My son races around the gym, weaving and dodging, trying to outrun his friend who is chasing him in a friendly game of tag. He is six–almost seven–and his friend just a bit older. Watching two school-aged boys play tag is really a site to behold. Incredible, actually.
Their legs pump up and down, blood flowing swiftly to the long fibers that connect their muscles together and animate their movements. Their chests expand, heaving and broadening, a miniature image of how they will look in just a few short years. They are agile, quick, and full of life. Breath. But perhaps most beautiful is the smile on their winded faces. They know no limits, no care. Their world is complete for a moment because they are doing everything they were made to do. Running from one place to another, they look as if any moment they will just lift off the ground and go chase each other around the moon. For a fraction in time there is no limit to their world; nothing holding them back from everything they are suppose to be. In here, in this cold, manmade cage, it is so plain to me how captive they are.
This may be the only world they know, but it is starkly obvious to me that this is not their home.
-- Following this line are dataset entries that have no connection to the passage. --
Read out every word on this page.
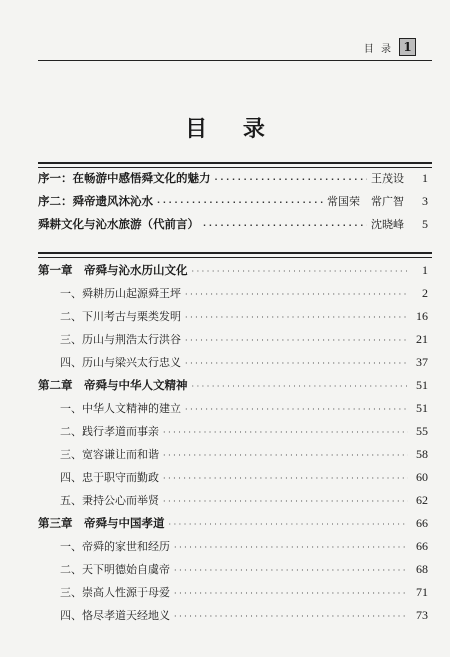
目 录 1
目 录
序一：在畅游中感悟舜文化的魅力 · · ·	王茂设	1
序二：舜帝遗风沐沁水 · · ·	常国荣　常广智	3
舜耕文化与沁水旅游（代前言） · · ·	沈晓峰	5
第一章　帝舜与沁水历山文化 · · ·	1
一、舜耕历山起源舜王坪 · · ·	2
二、下川考古与栗类发明 · · ·	16
三、历山与荆浩太行洪谷 · · ·	21
四、历山与梁兴太行忠义 · · ·	37
第二章　帝舜与中华人文精神 · · ·	51
一、中华人文精神的建立 · · ·	51
二、践行孝道而事亲 · · ·	55
三、宽容谦让而和谐 · · ·	58
四、忠于职守而勤政 · · ·	60
五、秉持公心而举贤 · · ·	62
第三章　帝舜与中国孝道 · · ·	66
一、帝舜的家世和经历 · · ·	66
二、天下明德始自虞帝 · · ·	68
三、崇高人性源于母爱 · · ·	71
四、恪尽孝道天经地义 · · ·	73
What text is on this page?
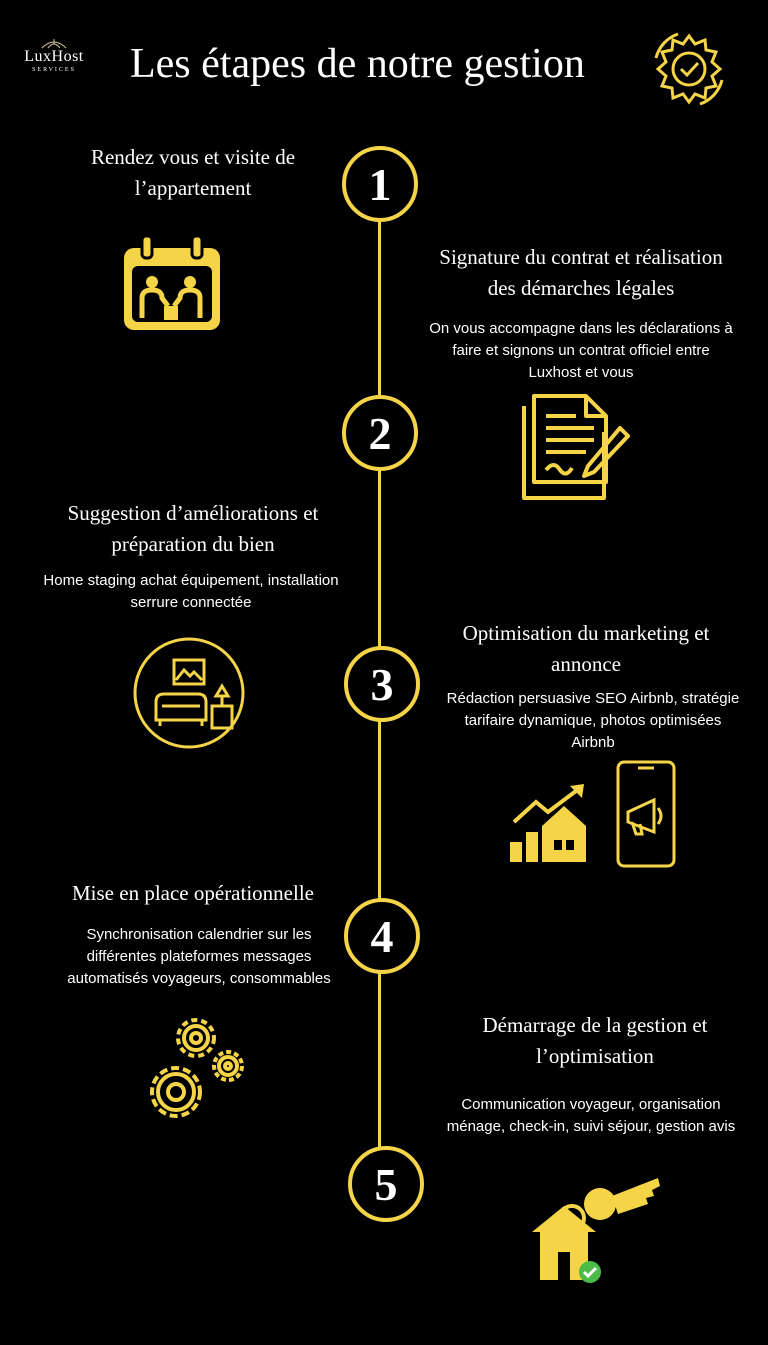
LuxHost
SERVICES	Les étapes de notre gestion
1
2
3
4
5
Rendez vous et visite de
l’appartement
Signature du contrat et réalisation
des démarches légales
On vous accompagne dans les déclarations à
faire et signons un contrat officiel entre
Luxhost et vous
Suggestion d’améliorations et
préparation du bien
Home staging achat équipement, installation
serrure connectée
Optimisation du marketing et
annonce
Rédaction persuasive SEO Airbnb, stratégie
tarifaire dynamique, photos optimisées
Airbnb
Mise en place opérationnelle
Synchronisation calendrier sur les
différentes plateformes messages
automatisés voyageurs, consommables
Démarrage de la gestion et
l’optimisation
Communication voyageur, organisation
ménage, check-in, suivi séjour, gestion avis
Later, I watch my princess gallop around the room. She dodges the furniture, giving a whinny here and a neigh there, as she rounds the corner by the dining room table. It’s a daily occurnace, her pretending to be a horse. We indulge her terribly, playing along and calling her “Sparkling Lights,” her splendid pony name. I’ll often feed her carrots by hand, or pretend to brush her sleek coat. I wrap scarves around her middle, a make-shift saddle to add to her delight. After all, how many years of your life do you really get away with fully believing you are such a majestic creature? She prances by, toffee hair floating behind her like a beautiful sun-kissed mane. “Good girl. Easy girl. You’re a beautiful horse, Sparkling Lights,” I soothe. That night I tuck her into her little bed and sing a song of horses running free, and tell her to dream of the day He comes back, riding on His white horse, ready for her to go riding with Him. Her eyes glass over and she says she can’t wait.
And for the second time that day, I see again how inadequate this place is and how exiled we are.
These precious stones of mine are brilliant. They are shining beacons in a world of bitterness, injustice, and cruelty. And for now–thankfully–they do not know much of those things. And until that day comes, they are my evidence of hope. They remind me how someday the Restoration will come, and our home will be a paradise. Our bodies will not break down, never decompose. Our joy will be complete, perfected in being everything we want to be. In everything we are made to be: completely and uniquely human. Royalty. Sons and daughters of the King, reigning and ruling in our real home.